WPNW
- Zeeland, Michigan; United States;
- Broadcast area: Grand Rapids metropolitan area
- Frequency: 1260 kHz
- Branding: Joy Worship 96.5/98.9

Programming
- Format: Contemporary worship music

Ownership
- Owner: Lanser Broadcasting
- Sister stations: WJQK

History
- First air date: 1956 (as WJBL)
- Former call signs: WJBL (1956–1982); WWJQ (1982–2003);
- Call sign meaning: "Praise and worship"

Technical information
- Licensing authority: FCC
- Facility ID: 36532
- Class: B
- Power: 10,000 watts day; 1,000 watts night;
- Translators: 96.5 W243BD (Zeeland); 98.9 W255DI (Zeeland);

Links
- Public license information: Public file; LMS;
- Webcast: Listen live
- Website: joyworship.today

= WPNW =

WPNW (1260 AM) is a contemporary worship music radio station in Zeeland, Michigan, in the United States. The station is owned by Lanser Broadcasting, which also owns WJQK.

Signing on the air on November 2, 1956, it originally had the call letters WJBL (standing for the initials of owner-partners John, Bud and Len). Sister station WJBL-FM had a frequency of 94.5 MHz (currently WKLQ).

WJBL became WWJQ in January 1982 when purchased by Lanser Broadcasting. In the mid-1980s, WWJQ was a beautiful music station. When it was paired with FM sister station WJQK, it was known as WJQ AM and FM. In January 2003, WWJQ became WPNW ("praise and worship").

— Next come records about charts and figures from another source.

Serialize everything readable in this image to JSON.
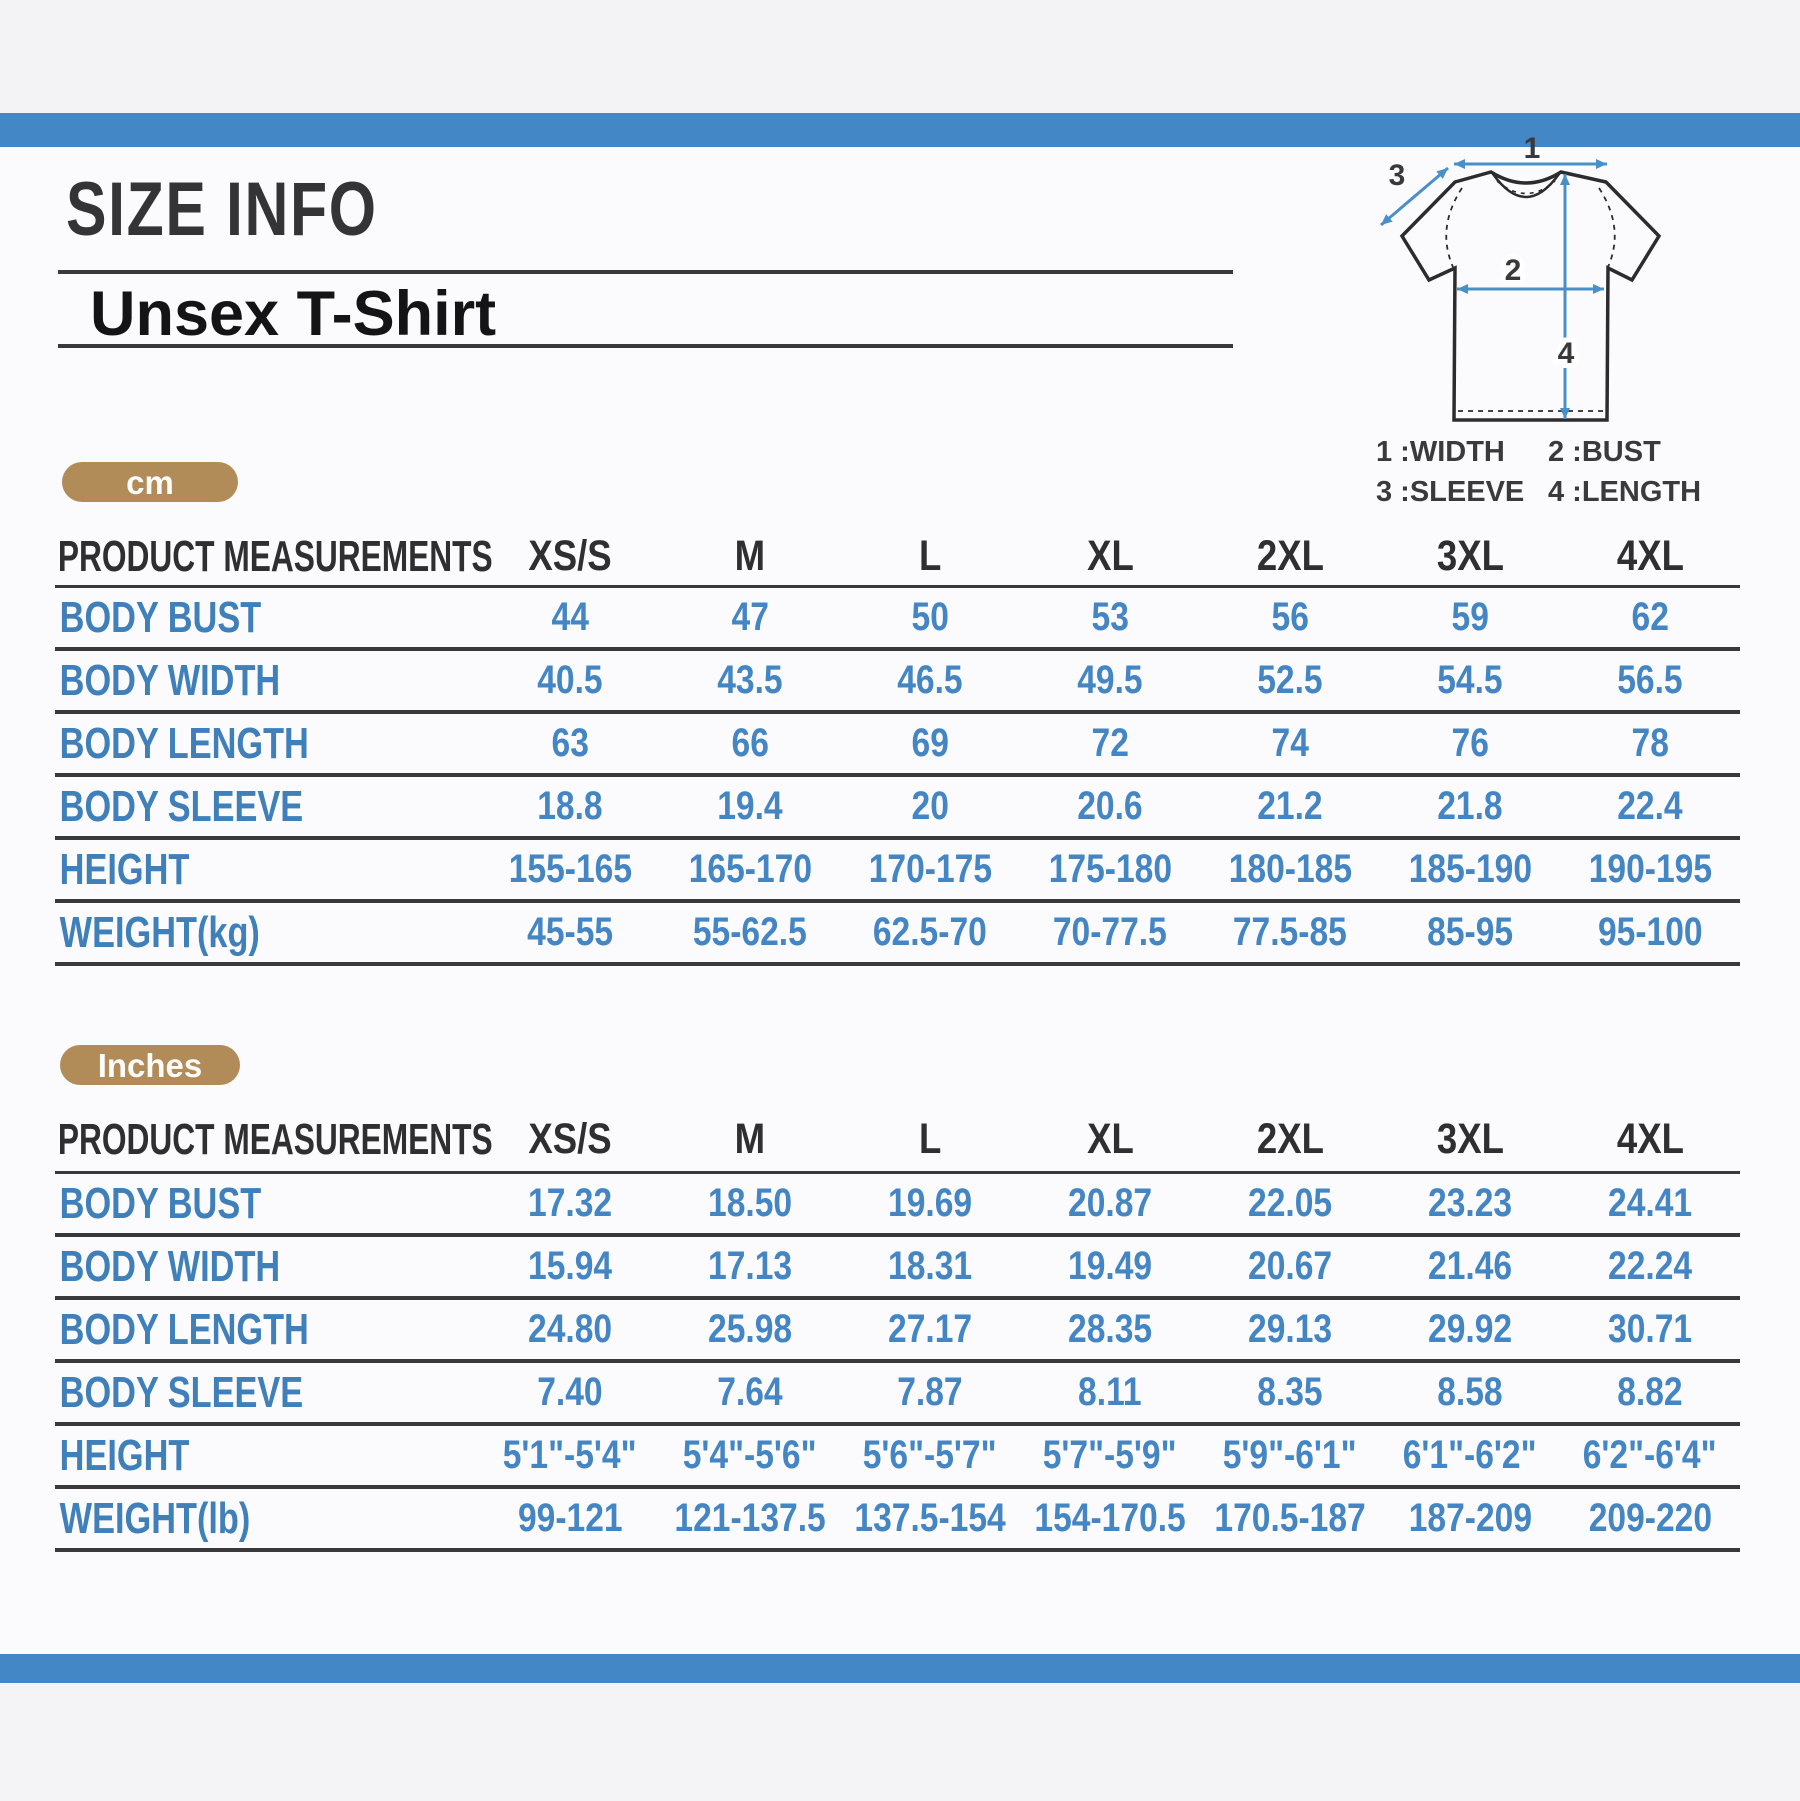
{
  "header": {
    "title": "SIZE INFO",
    "subtitle": "Unsex T-Shirt"
  },
  "diagram": {
    "marker_1": "1",
    "marker_2": "2",
    "marker_3": "3",
    "marker_4": "4",
    "legend": [
      "1 :WIDTH",
      "2 :BUST",
      "3 :SLEEVE",
      "4 :LENGTH"
    ]
  },
  "colors": {
    "accent_blue": "#4387c7",
    "text_blue": "#4485c4",
    "badge_tan": "#b28c58",
    "line_dark": "#39383b"
  },
  "tables": [
    {
      "unit_badge": "cm",
      "columns": [
        "PRODUCT MEASUREMENTS",
        "XS/S",
        "M",
        "L",
        "XL",
        "2XL",
        "3XL",
        "4XL"
      ],
      "rows": [
        {
          "label": "BODY BUST",
          "values": [
            "44",
            "47",
            "50",
            "53",
            "56",
            "59",
            "62"
          ]
        },
        {
          "label": "BODY WIDTH",
          "values": [
            "40.5",
            "43.5",
            "46.5",
            "49.5",
            "52.5",
            "54.5",
            "56.5"
          ]
        },
        {
          "label": "BODY LENGTH",
          "values": [
            "63",
            "66",
            "69",
            "72",
            "74",
            "76",
            "78"
          ]
        },
        {
          "label": "BODY SLEEVE",
          "values": [
            "18.8",
            "19.4",
            "20",
            "20.6",
            "21.2",
            "21.8",
            "22.4"
          ]
        },
        {
          "label": "HEIGHT",
          "values": [
            "155-165",
            "165-170",
            "170-175",
            "175-180",
            "180-185",
            "185-190",
            "190-195"
          ]
        },
        {
          "label": "WEIGHT(kg)",
          "values": [
            "45-55",
            "55-62.5",
            "62.5-70",
            "70-77.5",
            "77.5-85",
            "85-95",
            "95-100"
          ]
        }
      ]
    },
    {
      "unit_badge": "Inches",
      "columns": [
        "PRODUCT MEASUREMENTS",
        "XS/S",
        "M",
        "L",
        "XL",
        "2XL",
        "3XL",
        "4XL"
      ],
      "rows": [
        {
          "label": "BODY BUST",
          "values": [
            "17.32",
            "18.50",
            "19.69",
            "20.87",
            "22.05",
            "23.23",
            "24.41"
          ]
        },
        {
          "label": "BODY WIDTH",
          "values": [
            "15.94",
            "17.13",
            "18.31",
            "19.49",
            "20.67",
            "21.46",
            "22.24"
          ]
        },
        {
          "label": "BODY LENGTH",
          "values": [
            "24.80",
            "25.98",
            "27.17",
            "28.35",
            "29.13",
            "29.92",
            "30.71"
          ]
        },
        {
          "label": "BODY SLEEVE",
          "values": [
            "7.40",
            "7.64",
            "7.87",
            "8.11",
            "8.35",
            "8.58",
            "8.82"
          ]
        },
        {
          "label": "HEIGHT",
          "values": [
            "5'1\"-5'4\"",
            "5'4\"-5'6\"",
            "5'6\"-5'7\"",
            "5'7\"-5'9\"",
            "5'9\"-6'1\"",
            "6'1\"-6'2\"",
            "6'2\"-6'4\""
          ]
        },
        {
          "label": "WEIGHT(lb)",
          "values": [
            "99-121",
            "121-137.5",
            "137.5-154",
            "154-170.5",
            "170.5-187",
            "187-209",
            "209-220"
          ]
        }
      ]
    }
  ]
}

As of September 1, 2005, WPNW flipped to news/talk, after several years as a praise and worship station. It was positioned as "1260 The Pledge".

On August 31, 2020, WPNW changed formats from religious talk to worship music, branded as "Joy Worship 96.5/98.9".

WPNW programming is simulcast on FM translators 96.5 W243BD and 98.9 W255DI, also licensed to Zeeland.